A summer of protests has resulted in over 100 people receiving head injuries from rubber bullets shot by police.
Physicians for Human Rights collected data using information from social media with verified photo and video proof, lawsuits, locally reported news, and other publicly available and credible sources to confirm the number. PHR identified at least 115 people shot in the head by rubber bullets and other kinetic impact projectiles (KIPs) from May through August in various cities.
KIPs are defined by the organization as including projectiles used for crowd control worldwide counting various bullets, baton rounds, and tear gas canisters, that are fired into crowds from a gun, rifle, or other launchers.
Although they are frequently referred to as less-lethal, an injury from many KIPs can result in life-threatening injury, permanent disability, and death PHR finds. The fired rounds commonly grouped together as rubber bullets can be made from combinations of rubber, wood, various metals, and more. They are not intended for head shots, PHR reports.
This, however, did not stop police officers from targeting protesters from the neck up during a season of protests sparked by the violent death of George Floyd.
“Protests calling for justice and accountability for police violence have often been met with more police violence,” said PHR research leader Rohini Haar in a statement, according to The Hill.
She continues “from Los Angeles, CA to Little Rock, AR, demonstrators, and bystanders suffered fractured skulls, broken jaws, traumatic brain injuries and permanent vision loss from these inherently indiscriminate weapons.”
Los Angeles, Portland Oregon, and Austin, Texas are identified in the research as locations where head injuries happened more frequently resulting from KIPs. TheGrio reports Insecure actor Kendrick Sampson described being shot at point-blank range with a rubber bullet by law enforcement while participating in a peaceful protest near Beverly Hills.
“Imma just let y’all know right now. None of these police cars were touched until they started hurting people,” Sampson said of the May 30 protests cited in PHR data.
PHR finds at least 12 people were hit in the head with KIPs in Los Angeles on May 30, six on May 31 in Austin, and at least 14 by the end of July in Portland. The organization also documents multiple head injuries in Michigan, Florida, and Colorado.
Haar says the use of KIPs by police officers in the United States indicates a larger problem.
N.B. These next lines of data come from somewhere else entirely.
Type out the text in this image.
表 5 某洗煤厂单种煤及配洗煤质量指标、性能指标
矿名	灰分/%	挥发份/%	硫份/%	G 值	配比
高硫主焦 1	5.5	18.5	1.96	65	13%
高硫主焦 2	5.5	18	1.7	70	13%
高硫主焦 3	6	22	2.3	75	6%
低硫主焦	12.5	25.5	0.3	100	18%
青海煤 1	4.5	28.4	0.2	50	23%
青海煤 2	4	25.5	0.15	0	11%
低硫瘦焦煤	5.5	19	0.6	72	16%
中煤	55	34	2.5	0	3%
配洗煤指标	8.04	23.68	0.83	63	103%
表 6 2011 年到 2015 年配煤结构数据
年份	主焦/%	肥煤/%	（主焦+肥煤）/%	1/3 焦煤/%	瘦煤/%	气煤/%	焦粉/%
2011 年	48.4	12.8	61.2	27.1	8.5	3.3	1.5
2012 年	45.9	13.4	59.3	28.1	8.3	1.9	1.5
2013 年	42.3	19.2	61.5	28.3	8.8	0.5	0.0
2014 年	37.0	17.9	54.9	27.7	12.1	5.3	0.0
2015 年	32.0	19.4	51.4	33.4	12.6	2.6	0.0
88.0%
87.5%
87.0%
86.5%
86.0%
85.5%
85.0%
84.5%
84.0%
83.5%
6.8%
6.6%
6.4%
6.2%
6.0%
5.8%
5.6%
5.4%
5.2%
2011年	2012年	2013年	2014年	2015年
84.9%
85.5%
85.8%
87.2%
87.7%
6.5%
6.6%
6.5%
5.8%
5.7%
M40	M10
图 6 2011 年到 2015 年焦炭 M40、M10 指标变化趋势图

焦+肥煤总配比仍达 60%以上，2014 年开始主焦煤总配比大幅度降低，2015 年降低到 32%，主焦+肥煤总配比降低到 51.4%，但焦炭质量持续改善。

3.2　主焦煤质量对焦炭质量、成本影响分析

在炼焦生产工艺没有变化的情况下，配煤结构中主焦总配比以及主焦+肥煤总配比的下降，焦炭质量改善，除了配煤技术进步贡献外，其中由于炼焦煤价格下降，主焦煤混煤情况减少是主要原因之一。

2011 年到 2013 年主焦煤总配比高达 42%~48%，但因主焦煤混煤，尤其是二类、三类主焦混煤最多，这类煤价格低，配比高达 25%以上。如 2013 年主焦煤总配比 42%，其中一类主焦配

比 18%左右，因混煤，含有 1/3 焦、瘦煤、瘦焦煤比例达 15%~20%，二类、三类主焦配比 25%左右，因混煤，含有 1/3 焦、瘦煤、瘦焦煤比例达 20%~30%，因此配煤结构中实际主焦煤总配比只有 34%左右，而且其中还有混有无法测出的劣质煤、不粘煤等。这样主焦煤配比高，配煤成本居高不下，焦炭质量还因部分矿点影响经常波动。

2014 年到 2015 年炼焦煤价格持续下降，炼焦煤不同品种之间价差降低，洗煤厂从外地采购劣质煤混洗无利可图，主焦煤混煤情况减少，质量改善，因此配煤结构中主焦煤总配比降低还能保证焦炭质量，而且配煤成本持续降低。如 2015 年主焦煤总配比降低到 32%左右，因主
“The sheer scale and scope of the head injuries caused by kinetic impact projectiles across the country suggests that U.S. law enforcement has a systemic problem when it comes to abusing crowd-control weapons during protests,” she said, according to The Hill.
The group, which shared the Nobel Peace Prize in 1997, finds that police use of rubber bullets only escalates situations rather than controlling the crowd and suggests “we must ban the use of KIPs in crowd-control situations.”